I read all sorts of books, but I’m generally not a fan of CEO books. They are usually ghost written hagiographies, brimming with platitudes, false humility, fortune cookie advice and big oily dollops of product placement.


A friend and former colleague recently joined Salesforce, and he said something like, “They take values really seriously here, it does actually shape how the business works.” My friend is not one to be easily swayed by fluff, so figured I’d park my reluctance, buy and read Marc Benioff’s latest book. To my surprise, it is a damn good read.

It is co-written by Monica Langley, who works closely with Benioff. His voice comes through clearly, and the prose works well.

He is very concerned about the state of tech business today. He gets that tech is not just a force for good, and he is forthright bringing up some of tech’s dark side, and how many tech companies have lost trust. He is especially cogent on its negative impact for many people in the city where he grew up and has based his business.

The book looks at some of the internal practices at Salesforce, for instance it is transparent on Salesforce’s efforts to improve diversity, and how it got some things wrong. It also covers topics such as psychological safety, office space design, the use of OKRs (called V2MOMs) and the obvious but often overlooked advice to take a vacation without a phone. (If the CEO of Salesforce can take a vacation without a phone, then the rest of us can).

The book doesn’t overly push product much, but there are several good sales and product anecdotes, the Toyota deal, Procter and Gamble, Unilever and Adidas to name a few. The book positions the role of the Trailhead community well. Putting my analyst hat on for a minute: While other enterprise tech vendors have built vibrant communities around their solutions, and have been at it for longer, with the Trailhead program, Salesforce has out executed them in terms of the community engagement, the technology and the content to support a product community. For instance, I recently had a look at the GDPR and Accessibility stuff on Trailhead, and it was top notch.

Benioff is good at discussing his own failures and stumbles, and this helps build credibility. He emphasises his interests in meditation and mindfulness without overtly preaching. He talks lovingly and proudly of his family history, for instance, his Grandfather’s role in establishing the San Francisco BART.

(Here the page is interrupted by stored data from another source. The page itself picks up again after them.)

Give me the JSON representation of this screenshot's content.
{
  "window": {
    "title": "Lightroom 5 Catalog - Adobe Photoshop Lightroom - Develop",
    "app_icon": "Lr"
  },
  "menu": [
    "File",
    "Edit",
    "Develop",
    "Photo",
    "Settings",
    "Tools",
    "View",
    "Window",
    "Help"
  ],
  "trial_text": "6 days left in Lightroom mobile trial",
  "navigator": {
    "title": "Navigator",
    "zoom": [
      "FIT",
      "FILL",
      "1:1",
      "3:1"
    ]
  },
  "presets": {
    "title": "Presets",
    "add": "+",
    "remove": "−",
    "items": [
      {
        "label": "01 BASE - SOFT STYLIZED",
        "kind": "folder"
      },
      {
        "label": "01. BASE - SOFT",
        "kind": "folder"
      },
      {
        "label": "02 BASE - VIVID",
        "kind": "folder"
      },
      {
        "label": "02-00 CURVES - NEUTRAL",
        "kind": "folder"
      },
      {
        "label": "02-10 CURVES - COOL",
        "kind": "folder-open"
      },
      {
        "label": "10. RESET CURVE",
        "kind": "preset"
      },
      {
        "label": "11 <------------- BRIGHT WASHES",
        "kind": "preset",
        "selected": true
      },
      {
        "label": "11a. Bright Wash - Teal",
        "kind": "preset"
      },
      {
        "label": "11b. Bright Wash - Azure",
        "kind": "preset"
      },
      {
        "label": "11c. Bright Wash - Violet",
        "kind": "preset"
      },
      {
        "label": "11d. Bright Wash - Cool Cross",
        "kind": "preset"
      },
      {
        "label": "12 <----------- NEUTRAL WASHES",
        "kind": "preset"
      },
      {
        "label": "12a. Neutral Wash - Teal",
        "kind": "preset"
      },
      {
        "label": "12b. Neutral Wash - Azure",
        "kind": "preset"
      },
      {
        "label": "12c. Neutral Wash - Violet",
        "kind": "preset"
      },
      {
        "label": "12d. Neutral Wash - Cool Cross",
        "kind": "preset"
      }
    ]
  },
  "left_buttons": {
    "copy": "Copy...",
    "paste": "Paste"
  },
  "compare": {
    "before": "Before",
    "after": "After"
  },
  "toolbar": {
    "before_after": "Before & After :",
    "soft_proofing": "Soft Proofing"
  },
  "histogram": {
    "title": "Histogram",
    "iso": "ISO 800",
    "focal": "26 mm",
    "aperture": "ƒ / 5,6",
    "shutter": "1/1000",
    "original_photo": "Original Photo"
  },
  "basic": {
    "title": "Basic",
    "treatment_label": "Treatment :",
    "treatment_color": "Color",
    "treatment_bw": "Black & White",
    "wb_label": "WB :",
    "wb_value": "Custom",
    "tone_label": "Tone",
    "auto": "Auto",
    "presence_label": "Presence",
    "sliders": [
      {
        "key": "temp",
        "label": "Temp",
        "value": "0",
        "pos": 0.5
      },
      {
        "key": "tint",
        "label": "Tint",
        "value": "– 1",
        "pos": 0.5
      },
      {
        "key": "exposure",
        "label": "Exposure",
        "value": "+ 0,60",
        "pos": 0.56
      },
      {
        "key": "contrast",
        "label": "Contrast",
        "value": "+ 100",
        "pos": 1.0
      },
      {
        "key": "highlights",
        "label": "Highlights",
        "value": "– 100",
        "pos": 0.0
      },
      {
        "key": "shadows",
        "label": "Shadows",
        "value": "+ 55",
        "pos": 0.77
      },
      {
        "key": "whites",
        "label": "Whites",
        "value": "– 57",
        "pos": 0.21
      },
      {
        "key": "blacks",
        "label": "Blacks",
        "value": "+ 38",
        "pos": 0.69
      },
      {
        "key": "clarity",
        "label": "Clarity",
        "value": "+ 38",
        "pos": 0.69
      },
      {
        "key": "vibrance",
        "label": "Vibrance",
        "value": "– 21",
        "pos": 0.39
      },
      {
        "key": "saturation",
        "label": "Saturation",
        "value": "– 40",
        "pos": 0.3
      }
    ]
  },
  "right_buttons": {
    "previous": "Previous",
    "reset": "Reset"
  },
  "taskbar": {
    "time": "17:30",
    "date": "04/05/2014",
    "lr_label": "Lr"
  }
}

The last two chapters are most important, Benioff has been one of the most vocal CEOs about the need for capitalism, especially tech capitalism, to reform itself. He writes coherently yet passionately about being an activist CEO. He explains the proposition C vote, his support of a extra tax in San Francisco to address housing and services for the homeless. He also discusses the challenges of education and the environment.

I’d have liked Benioff to expand a bit more on his views of stakeholder capitalism and regulation, and how he would like to see a more responsible tech industry develop in the longer term. I sense that he held back a good few punches here. In the intro section he recalled his Davos comments about regulation, but he didn’t really expand on that later in the book.

I’d like to see Rana Foroohar and Marc in deeper discussion. Her recent book, The Case Against Big Tech robustly and powerfully highlights the tech industry’s failings. It is not a comfortable read, but it is a very important one. I read it in parallel with Trailblazer. It means I get to use the word juxtaposition.

Benioff Trailblazer and Foroohar Don’t be Evil.

I’m of the view that tech corporations will need to be far more responsive to broader stakeholders. I can’t help thinking that the recent US Business Roundtable announcement is still thin gruel.

On housing.
While the efforts by parts of the tech industry to address San Francisco’s homeless problem are very laudable, it seems to me that enlightened capitalists /entrepreneurs like the Cadbury brothers and Joseph Rowntree, operating 140 years ago, were more ambitious (and successful) in their social responsibility efforts. The tech CEOs of San Francisco might wish take a stroll around Bournville. Rowntree’s foundation funds great research into poverty to this day.

I find much of today’s software industry talk of “purpose” just bluster, I share some of McMullan’s concerns about tech philanthropy, and Foroohar’s critique of big tech largely rings true.

However, Benioff is clearly, consistently and genuinely committed to the values he and his co-founders defined in 1999. The phrase “values are behaviours” will stick with me. Benioff comes across as deeply grateful for his success, and profoundly mindful of the responsibilities that come with that success. That is a good thing.

This may be the first tech CEO book I re-read.


If you would like to learn more about concept of stakeholder capitalism, the Financial Times is a good place to start. I’m spending a bit of my time understanding more about ESG, so I may blog more on this topic, eventually.


Disclosure: Salesforce is not a customer, but I hold a very very small number of salesforce shares.